Bases: cimpl.Consumer

committed(partitions, timeout=- 1)[source]
committed(partitions[, timeout=None])[source]

Retrieve committed offsets for the specified partitions.

Parameters
  • partitions (list(TopicPartition)) – List of topic+partitions to query for stored offsets.

  • timeout (float) – Request timeout (seconds).

Returns

List of topic+partitions with offset and possibly error set.

Return type

list(TopicPartition)

Raises

KafkaException

Raises

RuntimeError if called on a closed consumer

commit(*args, **kwargs)[source]
commit([message=None][, offsets=None][, asynchronous=True])[source]

Commit a message or a list of offsets.

The message and offsets parameters are mutually exclusive. If neither is set, the current partition assignment’s offsets are used instead. Use this method to commit offsets if you have ‘enable.auto.commit’ set to False.

Parameters
  • message (confluent_kafka.Message) – Commit the message’s offset+1. Note: By convention, committed offsets reflect the next message to be consumed, not the last message consumed.

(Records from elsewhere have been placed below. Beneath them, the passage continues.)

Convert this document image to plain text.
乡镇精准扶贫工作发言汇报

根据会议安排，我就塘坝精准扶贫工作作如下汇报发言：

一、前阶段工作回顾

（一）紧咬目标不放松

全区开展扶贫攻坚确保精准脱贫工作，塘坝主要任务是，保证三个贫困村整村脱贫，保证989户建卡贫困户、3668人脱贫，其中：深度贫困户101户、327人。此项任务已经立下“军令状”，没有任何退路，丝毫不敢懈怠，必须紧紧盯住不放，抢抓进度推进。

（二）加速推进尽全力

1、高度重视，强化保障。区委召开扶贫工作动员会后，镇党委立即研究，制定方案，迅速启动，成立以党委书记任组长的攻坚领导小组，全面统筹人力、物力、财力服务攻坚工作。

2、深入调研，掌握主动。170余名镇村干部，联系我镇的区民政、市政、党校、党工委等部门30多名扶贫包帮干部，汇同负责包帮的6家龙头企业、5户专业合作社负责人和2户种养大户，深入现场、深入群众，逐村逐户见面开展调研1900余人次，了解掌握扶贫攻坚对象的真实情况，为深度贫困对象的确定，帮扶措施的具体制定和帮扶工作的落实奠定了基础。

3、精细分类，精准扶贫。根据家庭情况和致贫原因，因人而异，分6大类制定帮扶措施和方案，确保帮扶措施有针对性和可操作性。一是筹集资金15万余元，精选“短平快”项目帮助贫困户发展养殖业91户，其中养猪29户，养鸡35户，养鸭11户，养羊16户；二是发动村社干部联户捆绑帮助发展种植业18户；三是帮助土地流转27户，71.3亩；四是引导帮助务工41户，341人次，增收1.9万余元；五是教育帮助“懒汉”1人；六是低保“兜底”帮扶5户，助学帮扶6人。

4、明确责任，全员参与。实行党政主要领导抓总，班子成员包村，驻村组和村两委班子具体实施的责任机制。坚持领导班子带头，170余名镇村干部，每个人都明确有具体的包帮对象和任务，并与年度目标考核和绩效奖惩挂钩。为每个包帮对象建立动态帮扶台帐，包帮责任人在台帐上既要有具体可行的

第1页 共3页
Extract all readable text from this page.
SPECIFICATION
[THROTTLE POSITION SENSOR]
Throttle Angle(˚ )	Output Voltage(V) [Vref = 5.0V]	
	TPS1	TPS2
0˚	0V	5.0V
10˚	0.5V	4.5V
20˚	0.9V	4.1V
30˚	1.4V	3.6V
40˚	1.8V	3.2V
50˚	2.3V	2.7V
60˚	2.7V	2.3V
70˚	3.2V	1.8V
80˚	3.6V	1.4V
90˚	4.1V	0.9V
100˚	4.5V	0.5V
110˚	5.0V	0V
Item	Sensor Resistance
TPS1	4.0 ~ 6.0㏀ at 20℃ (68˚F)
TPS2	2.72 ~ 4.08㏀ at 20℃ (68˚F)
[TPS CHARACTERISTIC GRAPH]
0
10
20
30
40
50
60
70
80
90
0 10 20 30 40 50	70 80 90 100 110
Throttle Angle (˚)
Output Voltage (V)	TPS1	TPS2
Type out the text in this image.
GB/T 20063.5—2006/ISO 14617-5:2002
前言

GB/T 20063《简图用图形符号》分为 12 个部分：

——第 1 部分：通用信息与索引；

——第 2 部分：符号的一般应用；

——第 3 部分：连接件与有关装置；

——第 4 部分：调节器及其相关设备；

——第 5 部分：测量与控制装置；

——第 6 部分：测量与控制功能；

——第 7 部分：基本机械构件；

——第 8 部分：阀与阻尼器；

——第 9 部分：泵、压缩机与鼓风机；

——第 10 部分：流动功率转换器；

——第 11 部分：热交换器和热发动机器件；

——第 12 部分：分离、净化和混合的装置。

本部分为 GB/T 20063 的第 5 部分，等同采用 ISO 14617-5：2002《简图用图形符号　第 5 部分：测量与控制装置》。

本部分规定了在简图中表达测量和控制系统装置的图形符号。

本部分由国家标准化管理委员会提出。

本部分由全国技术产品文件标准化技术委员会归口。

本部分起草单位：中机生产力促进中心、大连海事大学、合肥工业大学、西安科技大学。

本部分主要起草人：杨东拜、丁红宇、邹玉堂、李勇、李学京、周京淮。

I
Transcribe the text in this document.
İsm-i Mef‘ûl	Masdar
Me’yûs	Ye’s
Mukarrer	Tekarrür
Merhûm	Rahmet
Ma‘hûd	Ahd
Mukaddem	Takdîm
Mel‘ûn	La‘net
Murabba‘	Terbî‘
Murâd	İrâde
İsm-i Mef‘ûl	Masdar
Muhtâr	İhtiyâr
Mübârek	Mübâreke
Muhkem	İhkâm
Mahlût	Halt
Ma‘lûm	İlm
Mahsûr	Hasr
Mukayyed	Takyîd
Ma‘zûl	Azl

  • offsets (list(TopicPartition)) – List of topic+partitions+offsets to commit.

  • asynchronous (bool) – If true, asynchronously commit, returning None immediately. If False, the commit() call will block until the commit succeeds or fails and the committed offsets will be returned (on success). Note that specific partitions may have failed and the .err field of each partition should be checked for success.

Return type

None|list(TopicPartition)

Raises

KafkaException

Raises

RuntimeError if called on a closed consumer

consume(num_messages=1, *args, **kwargs)[source]
consume([num_messages=1][, timeout=-1])[source]

Consumes a list of messages (possibly empty on timeout). Callbacks may be executed as a side effect of calling this method.

The application must check the returned Message object’s Message.error() method to distinguish between proper messages (error() returns None) and errors for each Message in the list (see error().code() for specifics). If the enable.partition.eof configuration property is set to True, partition EOF events will also be exposed as Messages with error().code() set to _PARTITION_EOF.

Parameters
  • num_messages (int) – The maximum number of messages to return (default: 1).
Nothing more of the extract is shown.